Pantages Theatre Los Angeles Seating
The Pantages Theatre is owned and operated by The Nederlander Organization. Founded by David T. Nederlander, the Nederlander Organization began in 1912 with the purchase of a 99-year lease on the old Detroit Opera House. Now into their third generation of theatre development, ownership, management and production, the Nederlander Organization is clearly one of the largest, most experienced operators of live theatre in the world. Under the guidance of its Chairman, James M. Nederlander, the company owns and/or operates more than 20 stage venues worldwide.
The lifeblood of the Pantages Theatre is its devoted base of Season Ticket Holders, allowing them to experience a full slate of exciting Broadway shows. Season Ticket Holders are rewarded with the very best priority seating for all engagements, usually at substantial discounts as compared with the purchase of single tickets..
The Pantages Broadway Season grew directly out of the Los Angeles Civic Light Opera, which was founded in 1938 by Edwin Lester, one of the most influential figures in 20th century musical theatre. He created the organization to present high-quality stage musicals, to present "light opera in the grand opera manner." With the inaugural production, "Blossom Time," starring John Charles Thomas, Lester commanded attention and showed that big Broadway-style entertainment of the highest quality could flourish in Los Angeles. By partnering with colleague, San Francisco-based Homer Curran, Lester was able to offer artists and producers the flexibility to book their shows in both L.A. and San Francisco, and thanks to this successful partnership, Broadway producers for the first time saw that it could be profitable to extend the route of touring Broadway shows West of the Rocky Mountains.
For years, the Los Angeles Civic Light Opera presented annual seasons of first-class musical theatre engagements, some of which were locally produced by Mr. Lester, and some of which were local engagements of big Broadway tours. The LACLO became the most successful musical theatre subscription organization of its kind. It wasn't until the 1970s that the organization started to see a downfall of its subscription audience; not only had the social revolution of the time been manifested in a modernization of public tastes, although the number of Broadway show openings was become drastically decreased.
(For a more detailed history of Edwin Lester and the Los Angeles Civic Light Opera, please CLICK HERE to read an article written by Jack Viertel and published on the occasion of Mr. Lester's 90th birthday.)
In 1981, the Nederlander Organization bailed out the financially-ailing Los Angeles Civic Light Opera. While many of these productions continued to light up the Dorothy Chandler Pavilion and the Ahmanson Theatre at the Los Angeles County Music Center, as available windows for booking shows at those venues became smaller and smaller, the Nederlanders eventually opted to utilize the Pantages to house the LACLO season of shows. Again and again, the Nederlander Organization proved that its flagship venue -- the Pantages Theatre -- could successfully draw big audiences to Hollywood; in fact, the 1984-85 engagement of "La Cage Aux Folles" was crowned the longest running legit show in the Pantages Theatre’s history, and broke a number of Los Angeles box office records.

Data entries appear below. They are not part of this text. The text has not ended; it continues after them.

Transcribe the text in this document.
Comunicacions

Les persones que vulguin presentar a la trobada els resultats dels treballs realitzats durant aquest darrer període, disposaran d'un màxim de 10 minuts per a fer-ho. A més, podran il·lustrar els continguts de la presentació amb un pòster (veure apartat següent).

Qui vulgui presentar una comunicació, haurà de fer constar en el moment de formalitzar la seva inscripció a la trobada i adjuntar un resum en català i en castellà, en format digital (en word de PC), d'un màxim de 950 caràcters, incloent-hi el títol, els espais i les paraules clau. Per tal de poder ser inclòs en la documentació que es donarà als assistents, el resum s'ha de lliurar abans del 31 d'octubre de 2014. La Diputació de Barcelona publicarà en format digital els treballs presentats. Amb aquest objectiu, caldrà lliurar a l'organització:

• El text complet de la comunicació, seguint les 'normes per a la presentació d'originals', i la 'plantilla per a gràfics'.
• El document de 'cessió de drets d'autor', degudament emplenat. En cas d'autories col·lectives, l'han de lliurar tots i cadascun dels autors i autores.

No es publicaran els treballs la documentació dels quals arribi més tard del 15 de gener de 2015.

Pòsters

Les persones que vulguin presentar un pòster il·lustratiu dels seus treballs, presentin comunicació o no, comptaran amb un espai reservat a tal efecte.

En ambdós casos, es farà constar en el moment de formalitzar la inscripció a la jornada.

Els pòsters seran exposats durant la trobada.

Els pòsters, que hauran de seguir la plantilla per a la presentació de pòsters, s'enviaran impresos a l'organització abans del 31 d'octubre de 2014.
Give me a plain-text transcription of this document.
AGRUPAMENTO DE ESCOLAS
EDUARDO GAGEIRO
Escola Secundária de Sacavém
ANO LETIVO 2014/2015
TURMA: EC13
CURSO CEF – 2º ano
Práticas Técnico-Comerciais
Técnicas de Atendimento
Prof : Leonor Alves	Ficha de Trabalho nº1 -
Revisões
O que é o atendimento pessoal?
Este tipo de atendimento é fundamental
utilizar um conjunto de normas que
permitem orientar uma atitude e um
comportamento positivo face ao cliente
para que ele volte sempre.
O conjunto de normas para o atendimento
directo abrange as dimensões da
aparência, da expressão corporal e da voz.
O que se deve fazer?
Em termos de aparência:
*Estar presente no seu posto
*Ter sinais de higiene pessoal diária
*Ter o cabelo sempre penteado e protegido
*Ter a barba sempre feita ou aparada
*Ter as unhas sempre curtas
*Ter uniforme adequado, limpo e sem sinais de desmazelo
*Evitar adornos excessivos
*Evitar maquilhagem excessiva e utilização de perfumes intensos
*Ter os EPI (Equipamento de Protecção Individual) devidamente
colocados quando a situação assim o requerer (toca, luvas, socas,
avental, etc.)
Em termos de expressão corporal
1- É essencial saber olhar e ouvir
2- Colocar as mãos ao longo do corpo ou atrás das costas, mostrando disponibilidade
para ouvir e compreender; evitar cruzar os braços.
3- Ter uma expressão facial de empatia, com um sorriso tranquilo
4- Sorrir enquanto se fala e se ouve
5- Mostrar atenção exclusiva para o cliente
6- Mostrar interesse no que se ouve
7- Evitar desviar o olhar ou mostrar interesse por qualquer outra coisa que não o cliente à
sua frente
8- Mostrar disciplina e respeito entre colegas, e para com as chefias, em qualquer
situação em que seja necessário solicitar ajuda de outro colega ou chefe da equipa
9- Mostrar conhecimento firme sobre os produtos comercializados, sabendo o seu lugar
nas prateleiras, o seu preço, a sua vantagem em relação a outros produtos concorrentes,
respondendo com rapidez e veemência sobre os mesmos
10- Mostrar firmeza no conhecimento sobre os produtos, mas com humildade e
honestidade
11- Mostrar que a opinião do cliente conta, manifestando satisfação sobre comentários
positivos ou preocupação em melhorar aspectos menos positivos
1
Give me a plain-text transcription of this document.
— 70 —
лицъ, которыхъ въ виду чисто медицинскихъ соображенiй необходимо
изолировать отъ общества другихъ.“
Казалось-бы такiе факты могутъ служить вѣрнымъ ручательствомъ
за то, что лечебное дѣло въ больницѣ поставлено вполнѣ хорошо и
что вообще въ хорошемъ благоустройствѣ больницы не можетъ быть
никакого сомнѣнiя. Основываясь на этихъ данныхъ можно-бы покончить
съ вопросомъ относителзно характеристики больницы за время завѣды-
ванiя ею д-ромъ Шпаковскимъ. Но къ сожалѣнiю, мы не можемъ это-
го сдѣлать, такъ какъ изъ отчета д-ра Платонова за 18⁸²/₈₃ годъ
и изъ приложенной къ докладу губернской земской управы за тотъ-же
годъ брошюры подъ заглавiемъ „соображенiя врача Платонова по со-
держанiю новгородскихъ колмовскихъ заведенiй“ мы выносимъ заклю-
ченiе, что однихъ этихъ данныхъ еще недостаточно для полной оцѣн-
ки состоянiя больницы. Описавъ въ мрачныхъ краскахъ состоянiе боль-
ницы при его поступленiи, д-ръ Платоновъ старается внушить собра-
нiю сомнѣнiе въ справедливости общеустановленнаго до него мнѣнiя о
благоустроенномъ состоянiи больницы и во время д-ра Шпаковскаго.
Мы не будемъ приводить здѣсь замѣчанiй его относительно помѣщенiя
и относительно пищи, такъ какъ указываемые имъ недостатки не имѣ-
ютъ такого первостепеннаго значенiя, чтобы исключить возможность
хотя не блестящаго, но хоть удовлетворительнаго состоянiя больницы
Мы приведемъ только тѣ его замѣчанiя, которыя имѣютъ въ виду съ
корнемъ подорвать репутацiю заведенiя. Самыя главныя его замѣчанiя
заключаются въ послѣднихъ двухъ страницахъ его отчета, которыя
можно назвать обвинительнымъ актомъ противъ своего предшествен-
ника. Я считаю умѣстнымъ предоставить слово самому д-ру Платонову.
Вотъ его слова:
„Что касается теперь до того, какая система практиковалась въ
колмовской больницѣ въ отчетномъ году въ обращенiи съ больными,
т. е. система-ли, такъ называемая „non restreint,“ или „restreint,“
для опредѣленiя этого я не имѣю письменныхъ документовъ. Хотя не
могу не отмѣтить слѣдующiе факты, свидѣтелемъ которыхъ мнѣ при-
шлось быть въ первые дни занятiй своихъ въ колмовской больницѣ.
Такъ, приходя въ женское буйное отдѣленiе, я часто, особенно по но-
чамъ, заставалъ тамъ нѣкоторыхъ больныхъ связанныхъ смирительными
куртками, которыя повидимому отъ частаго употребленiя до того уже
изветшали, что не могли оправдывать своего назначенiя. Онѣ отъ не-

In 2000, the Nederlander Organization poured more than $10 million into an extensive renovation of its landmark Pantages Theatre. When the theatre re-opened to the public in September of 2000, it was to herald the Los Angeles premiere of Disney’s The Lion King," the blockbuster hit musical which would go on to run over 2 years at the Pantages Theatre, breaking all previous attendance records.
Two long-running engagements helped solidify the Pantages growing reputation as the go-to venue for blockbuster Broadway entertainment. For most of 2003, Jason Alexander and Martin Short headlined the musical smash, "The Producers - The New Mel Brooks Musical." In February 2007, "Wicked" returned to the Pantages, having played a limited engagement in 2005 which was a sold-out smash. The return of "Wicked" showed that Southern Californians just couldn’t get enough of this show, and it remained for another two years, breaking every box office record to date.